At 65, Jasikoff explained, he’s led a full life, and has children and grandchildren.
“That all plays a part of it. I know what it’s like to run a business. I’m truly independent,” Jasikoff said, explaining he has no obligations to any party.
For his campaign, in addition to setting out signs, Jasikoff has been using Social Media to get more information out to the folks. He said he will be going to be going door-to-door throughout the entire district over the next few weeks as part of his campaign effort.
“If elected, I would be working for what would be good for the public,” Jasikoff explained. “I would work at establishing term limits.”
Jasikoff said he would also work to cut legislative salaries, including his own, explaining that $50,000 per year is more than enough for a state representative. He would also make certain bills are on-line for public viewing at least 72 hours before they would be voted on.
“Too many bills are being pushed through at the last minute,” he said.
Sweeney said he has met with a lot of people in his area, and believes they are not being properly represented.
“I feel I am the person who can do that - particularly in looking out for people,” he said.
Sweeney said he’s been doing a lot of phone contacts and using newspapers and radio in an attempt to get the message of his candidacy out. One thing he would like to see would be a bill to allow farmers - particularly dairy farmers - to grow hemp to help alleviate the economic hard times many of them are facing. He said there is a big market for hemp - particularly in the manufacture of hats and clothing - and local farmers would benefit if they could legally grow it.
Sweeney also said he is in favor of legalizing marijuana for medicinal purposes, particularly for pain treatment.
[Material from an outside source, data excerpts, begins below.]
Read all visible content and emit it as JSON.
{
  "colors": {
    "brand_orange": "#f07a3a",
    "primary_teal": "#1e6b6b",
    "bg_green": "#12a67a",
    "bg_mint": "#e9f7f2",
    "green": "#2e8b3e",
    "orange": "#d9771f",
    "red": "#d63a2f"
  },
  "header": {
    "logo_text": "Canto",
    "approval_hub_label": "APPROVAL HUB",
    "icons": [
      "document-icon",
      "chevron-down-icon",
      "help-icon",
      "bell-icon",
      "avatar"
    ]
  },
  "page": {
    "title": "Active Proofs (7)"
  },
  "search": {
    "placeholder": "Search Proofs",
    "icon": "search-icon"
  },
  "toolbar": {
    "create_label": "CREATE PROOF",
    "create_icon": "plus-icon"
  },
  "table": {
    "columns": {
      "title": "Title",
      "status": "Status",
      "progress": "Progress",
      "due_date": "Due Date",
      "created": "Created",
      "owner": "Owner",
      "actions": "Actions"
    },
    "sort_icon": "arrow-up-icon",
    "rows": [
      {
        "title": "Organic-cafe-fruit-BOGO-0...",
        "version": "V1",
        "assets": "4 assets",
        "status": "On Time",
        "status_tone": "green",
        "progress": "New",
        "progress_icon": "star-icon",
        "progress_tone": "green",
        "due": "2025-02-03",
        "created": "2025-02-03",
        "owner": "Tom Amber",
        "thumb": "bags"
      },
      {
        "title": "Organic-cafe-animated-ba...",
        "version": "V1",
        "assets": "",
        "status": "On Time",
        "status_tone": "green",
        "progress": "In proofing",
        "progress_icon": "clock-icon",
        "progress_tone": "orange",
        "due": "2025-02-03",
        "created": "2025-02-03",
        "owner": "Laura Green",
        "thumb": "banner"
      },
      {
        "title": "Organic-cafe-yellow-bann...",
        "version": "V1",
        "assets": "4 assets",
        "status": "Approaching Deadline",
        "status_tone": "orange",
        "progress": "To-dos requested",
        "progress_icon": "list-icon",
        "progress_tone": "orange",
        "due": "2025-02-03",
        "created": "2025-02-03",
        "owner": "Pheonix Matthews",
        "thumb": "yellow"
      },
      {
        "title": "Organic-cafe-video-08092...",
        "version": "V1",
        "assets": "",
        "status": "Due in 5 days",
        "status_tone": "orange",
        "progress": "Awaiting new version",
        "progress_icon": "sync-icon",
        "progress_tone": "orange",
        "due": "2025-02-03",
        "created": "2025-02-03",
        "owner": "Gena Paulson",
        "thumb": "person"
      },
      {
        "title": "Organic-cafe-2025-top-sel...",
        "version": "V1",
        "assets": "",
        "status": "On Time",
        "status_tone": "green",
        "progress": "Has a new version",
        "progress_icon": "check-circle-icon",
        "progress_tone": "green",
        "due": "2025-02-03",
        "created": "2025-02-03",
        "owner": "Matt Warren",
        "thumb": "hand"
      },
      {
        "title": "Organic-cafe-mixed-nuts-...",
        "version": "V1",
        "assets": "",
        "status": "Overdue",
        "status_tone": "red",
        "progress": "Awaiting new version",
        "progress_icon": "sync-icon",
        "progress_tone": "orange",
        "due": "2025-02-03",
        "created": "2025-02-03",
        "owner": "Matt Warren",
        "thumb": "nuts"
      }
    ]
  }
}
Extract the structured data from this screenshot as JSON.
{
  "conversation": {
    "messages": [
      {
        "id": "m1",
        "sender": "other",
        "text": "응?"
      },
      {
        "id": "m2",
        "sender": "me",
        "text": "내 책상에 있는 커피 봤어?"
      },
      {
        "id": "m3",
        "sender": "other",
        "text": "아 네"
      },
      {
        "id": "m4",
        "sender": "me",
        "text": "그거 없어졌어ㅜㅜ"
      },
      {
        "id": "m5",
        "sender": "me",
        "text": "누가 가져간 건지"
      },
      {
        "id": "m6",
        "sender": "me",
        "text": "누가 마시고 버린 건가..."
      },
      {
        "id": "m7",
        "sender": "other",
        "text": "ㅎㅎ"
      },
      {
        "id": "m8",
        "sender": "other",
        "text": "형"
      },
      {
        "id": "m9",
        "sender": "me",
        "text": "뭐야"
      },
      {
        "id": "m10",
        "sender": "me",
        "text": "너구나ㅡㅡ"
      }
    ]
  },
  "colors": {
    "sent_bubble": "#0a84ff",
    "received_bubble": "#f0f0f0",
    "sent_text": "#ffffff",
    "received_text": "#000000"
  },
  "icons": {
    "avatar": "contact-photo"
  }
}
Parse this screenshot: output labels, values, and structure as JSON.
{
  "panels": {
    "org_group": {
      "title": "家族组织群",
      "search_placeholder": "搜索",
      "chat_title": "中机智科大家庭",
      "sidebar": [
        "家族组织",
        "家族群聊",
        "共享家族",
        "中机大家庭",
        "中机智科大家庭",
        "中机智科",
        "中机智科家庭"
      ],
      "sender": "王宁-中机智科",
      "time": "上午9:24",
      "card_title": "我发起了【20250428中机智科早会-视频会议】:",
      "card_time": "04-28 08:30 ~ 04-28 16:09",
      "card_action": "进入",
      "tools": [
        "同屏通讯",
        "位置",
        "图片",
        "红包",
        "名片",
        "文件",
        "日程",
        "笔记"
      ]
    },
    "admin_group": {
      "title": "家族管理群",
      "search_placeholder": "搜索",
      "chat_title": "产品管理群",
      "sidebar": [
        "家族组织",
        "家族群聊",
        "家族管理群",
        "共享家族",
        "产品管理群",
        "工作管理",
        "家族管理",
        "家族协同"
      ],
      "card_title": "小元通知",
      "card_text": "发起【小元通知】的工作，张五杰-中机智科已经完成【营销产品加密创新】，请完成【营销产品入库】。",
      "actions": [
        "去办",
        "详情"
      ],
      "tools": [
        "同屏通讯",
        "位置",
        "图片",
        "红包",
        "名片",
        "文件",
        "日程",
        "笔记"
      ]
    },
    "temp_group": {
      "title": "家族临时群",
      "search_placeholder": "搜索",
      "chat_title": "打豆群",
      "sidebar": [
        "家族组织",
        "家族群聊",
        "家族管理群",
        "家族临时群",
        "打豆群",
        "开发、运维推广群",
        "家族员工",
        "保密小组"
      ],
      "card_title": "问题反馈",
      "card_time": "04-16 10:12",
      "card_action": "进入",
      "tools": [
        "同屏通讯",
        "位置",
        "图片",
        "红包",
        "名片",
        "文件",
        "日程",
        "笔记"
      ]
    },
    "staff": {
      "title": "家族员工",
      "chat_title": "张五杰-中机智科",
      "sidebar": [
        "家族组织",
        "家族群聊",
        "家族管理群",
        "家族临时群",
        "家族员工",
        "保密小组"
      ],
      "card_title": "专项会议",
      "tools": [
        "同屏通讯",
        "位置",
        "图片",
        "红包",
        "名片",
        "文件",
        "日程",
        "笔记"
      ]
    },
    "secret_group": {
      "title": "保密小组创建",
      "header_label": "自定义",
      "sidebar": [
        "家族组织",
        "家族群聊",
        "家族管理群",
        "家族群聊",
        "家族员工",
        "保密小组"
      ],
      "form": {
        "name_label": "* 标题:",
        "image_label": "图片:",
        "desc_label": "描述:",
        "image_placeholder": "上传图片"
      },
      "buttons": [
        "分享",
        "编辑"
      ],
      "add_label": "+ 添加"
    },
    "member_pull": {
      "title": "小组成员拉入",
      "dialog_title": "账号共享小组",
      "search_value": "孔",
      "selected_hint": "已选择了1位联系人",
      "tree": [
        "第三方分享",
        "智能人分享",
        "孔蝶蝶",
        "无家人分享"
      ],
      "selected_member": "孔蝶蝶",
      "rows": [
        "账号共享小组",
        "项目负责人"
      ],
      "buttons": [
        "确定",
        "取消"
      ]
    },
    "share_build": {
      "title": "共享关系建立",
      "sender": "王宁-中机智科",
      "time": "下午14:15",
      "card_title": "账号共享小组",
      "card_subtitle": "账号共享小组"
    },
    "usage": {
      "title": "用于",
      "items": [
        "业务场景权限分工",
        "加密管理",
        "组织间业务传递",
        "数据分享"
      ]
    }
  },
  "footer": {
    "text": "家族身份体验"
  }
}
He pointed out that many people became addicted to prescription opiates, used for pain treatment, and medical marijuana could provide a safer alternative to such patients.
As a Green Party candidate, Sweeney said he is in favor of solar and wind energy projects aimed at protecting the environment, and is opposed to natural gas drilling in the commonwealth.
Concerning taxes, Sweeney that while he agrees with Boback that school property taxes should be eliminated in Pennsylvania, he opposed her support of House Bill 7B, which would replace the money by raising income taxes from 3.07 to 4.05 percent, and the state sales tax from six to seven percent. Instead, Sweeney said, what he would support is the elimination of corporate tax loopholes in the state, and call for an equitable distribution of the income to the schools, based on student population.
“I am very strongly for independent redistricting,” Sweeney explained. “Legislators should not choose who their voters are. And third party candidates should be given better access to voters.”